One theory for why going from 0.3.4 to 0.4.x slows down duplex for you is because we switched to using minimap2 to determine overlap for potential duplex pairs. this adds some CPU overhead, so if your CPU is a bottleneck it could show up more here.

melachl commented 11 months ago

I am using macbook pro with M1 max (CPU: 10 Cores , GPU: 32 Cores).

Currently I am sequencing so at the moment I am not able to try v0.4.1 and v0.4.2 but I will give you update as soon as I can do it.

StuartAbercrombie commented 11 months ago

Could you tell us how much memory the machine has?

It looks as if this was run with automatic batch size selection. If so, then older versions of dorado would quite possibly have had performance problems stemming from memory thrashing, even without duplex involved. 0.5.0 should do significantly better both in terms of batch size selection and the amount of memory it needs for a given batch size. That said, duplex is in general not as optimised on Apple silicon as simplex.

melachl commented 11 months ago

I have 64 GB RAM.

I was very suprised because with older dorado versions duplex basecalling worked quite well and also fast. But with the latest one there was an big performance breakdown. In future should I set the batch size to a certain value? Could you recommend to which batch size? Any other hints how to deal with duplex basecalling with apple Silicon? Is it planned to optimize duplex basecalling also for apple silicon?

StuartAbercrombie commented 11 months ago

I'm not aware of Apple silicon duplex performance regressions between the versions you've tried, so I'm not sure how to explain the disparity you saw. I think it's well worth trying 0.5.0, since it should use substantially less memory than previous versions, and excessive memory use was causing very poor performance in certain scenarios.
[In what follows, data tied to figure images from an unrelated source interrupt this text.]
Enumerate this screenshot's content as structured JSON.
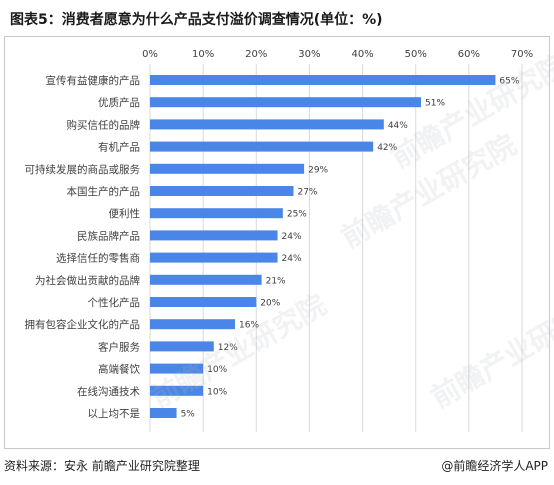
{
  "title": "图表5：消费者愿意为什么产品支付溢价调查情况(单位：%)",
  "footer": {
    "source": "资料来源：安永 前瞻产业研究院整理",
    "brand": "@前瞻经济学人APP"
  },
  "watermark": "前瞻产业研究院",
  "colors": {
    "bar": "#4a86e8",
    "grid": "#d9d9d9",
    "text": "#404040"
  },
  "chart_data": {
    "type": "bar",
    "orientation": "horizontal",
    "categories": [
      "宣传有益健康的产品",
      "优质产品",
      "购买信任的品牌",
      "有机产品",
      "可持续发展的商品或服务",
      "本国生产的产品",
      "便利性",
      "民族品牌产品",
      "选择信任的零售商",
      "为社会做出贡献的品牌",
      "个性化产品",
      "拥有包容企业文化的产品",
      "客户服务",
      "高端餐饮",
      "在线沟通技术",
      "以上均不是"
    ],
    "values": [
      65,
      51,
      44,
      42,
      29,
      27,
      25,
      24,
      24,
      21,
      20,
      16,
      12,
      10,
      10,
      5
    ],
    "value_labels": [
      "65%",
      "51%",
      "44%",
      "42%",
      "29%",
      "27%",
      "25%",
      "24%",
      "24%",
      "21%",
      "20%",
      "16%",
      "12%",
      "10%",
      "10%",
      "5%"
    ],
    "xlim": [
      0,
      70
    ],
    "xticks": [
      "0%",
      "10%",
      "20%",
      "30%",
      "40%",
      "50%",
      "60%",
      "70%"
    ],
    "xtick_values": [
      0,
      10,
      20,
      30,
      40,
      50,
      60,
      70
    ],
    "grid": true,
    "axis_position": "top"
  }
}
If performance is still bad then we'll need to investigate further.

melachl commented 11 months ago

Thank you for your help! I tried the new version 0.5.0 but I get an error:

(base) melanieachleitner@MBP-von-Melanie ~ % dorado duplex hac pod5/ > calls.bam [2023-12-11 08:05:40.448] [info] > No duplex pairs file provided, pairing will be performed automatically [2023-12-11 08:05:40.560] [error] Failed to find the kernel: forward_scan_add_softmax

Can anyone help me with that?

StuartAbercrombie commented 11 months ago

That error suggests you have a mismatch between the dorado executable and the shader library it uses, default.metallib. I'd suggest a clean install, ensuring you have the version of default.metallib associated with 0.5.0, rather than one from an earlier version.